This is a basic dataset tracker for managing large numbers of files on a local system. You can keep track of when a file was produced, by what and what it's heirachy is as well.
At present, you'll need to clone the repo and then edit the paths appropriately:
export PYTHONPATH=<git-repo-home>/python:$PYTHONPATH
export PATH=<git-repo-home>/bin:$PATH
The first thing you need to do is create a repository to store the metadata about the files.
Assuming you're OK with the default of ~/.dstrk
then just do:
dstrk initDB
You can now start adding data! If you want to just play around, run the data creation script that will just produce a load of test data and a test git repo:
python tests/create_test_areas.py
Let's start by adding some data to our first dataset. Doing the following will store the info about the files as a dataset entry in the DB:
dstrk addDS ~/.dstrk-test-data/step_1/*.txt --tags "Info about step 1"
You can retrieve that info by just querying one of the files:
dstrk DSinfo ~/.dstrk-test-data/step_1/part1.txt
Note that this is NOT dependent on file location - if you move the files around this will still work!
But what if you wanted to record info from a git repository that was used to create the data? Easy:
dstrk addDS ~/.dstrk-test-data/step_1/*.txt --gitinfo ~/.dstrk-test-git
and you get appropriate stuff recorded in the DB:
dstrk DSinfo ~/.dstrk-test-data/step_1/part1.txt
Note that we have just added the same data to two different datasets. This could happen quite a bit if the
exact same file is created by two different versions of software. dstrk
will always tell you what
datasets a file belongs to but will default to using the latest added one.

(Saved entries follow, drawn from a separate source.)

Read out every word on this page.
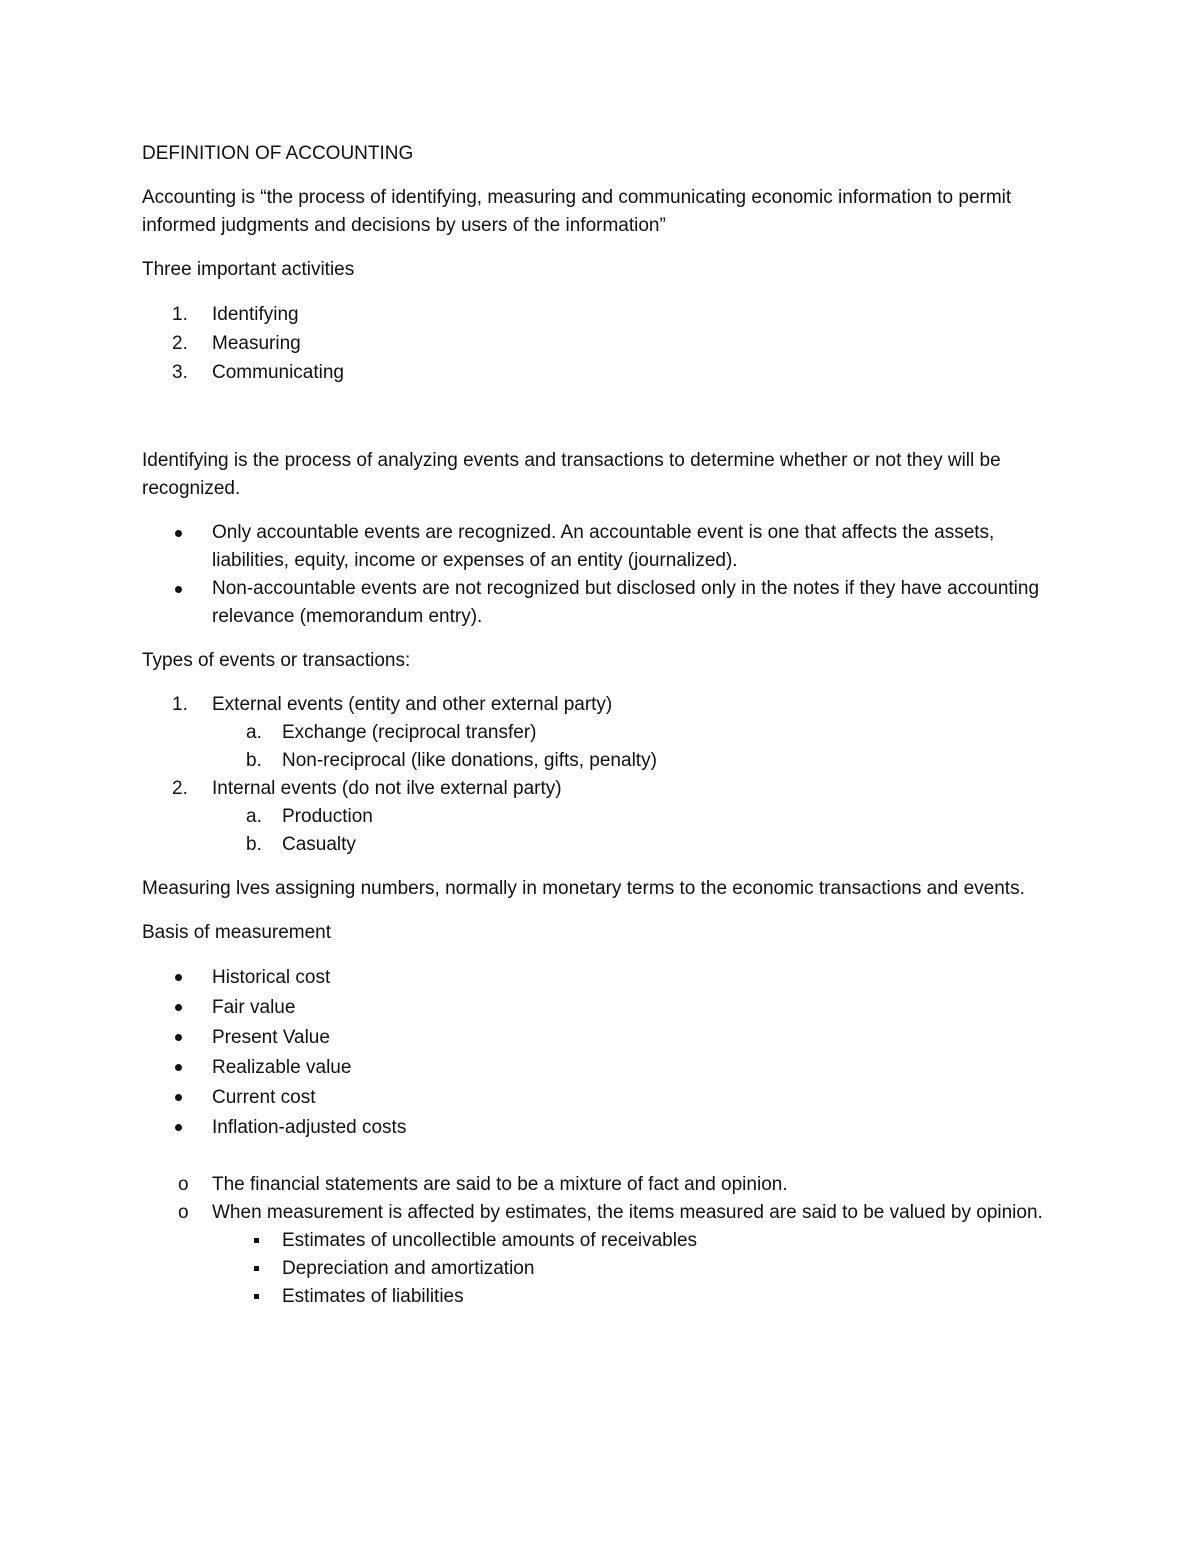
DEFINITION OF ACCOUNTING

Accounting is “the process of identifying, measuring and communicating economic information to permit informed judgments and decisions by users of the information”

Three important activities

1.	Identifying
2.	Measuring
3.	Communicating

Identifying is the process of analyzing events and transactions to determine whether or not they will be recognized.

Only accountable events are recognized. An accountable event is one that affects the assets, liabilities, equity, income or expenses of an entity (journalized).
Non-accountable events are not recognized but disclosed only in the notes if they have accounting relevance (memorandum entry).

Types of events or transactions:

1.	External events (entity and other external party)
a. Exchange (reciprocal transfer)
b. Non-reciprocal (like donations, gifts, penalty)
2.	Internal events (do not ilve external party)
a. Production
b. Casualty

Measuring lves assigning numbers, normally in monetary terms to the economic transactions and events.

Basis of measurement

Historical cost
Fair value
Present Value
Realizable value
Current cost
Inflation-adjusted costs
o The financial statements are said to be a mixture of fact and opinion.
o When measurement is affected by estimates, the items measured are said to be valued by opinion.
Estimates of uncollectible amounts of receivables
Depreciation and amortization
Estimates of liabilities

Let's say you have a chain of analysis steps - how do you preserve the hierachy? Using the '--parentDS'
option:
dstrk addDS ~/.dstrk-test-data/step_2/*.txt --tags "Info about step 2" --parentDS <hashes_of_parent_DSs>
The has for a DS can be found using the dstrk DSInfo
command above. To give an idea of the hierachy, do the following:
dstrk tree ~/.dstrk-test-data/step_2/part1.txt
Finally, you can remove datasets or files from the DB using the 'delDS'
and 'delfiles'
options.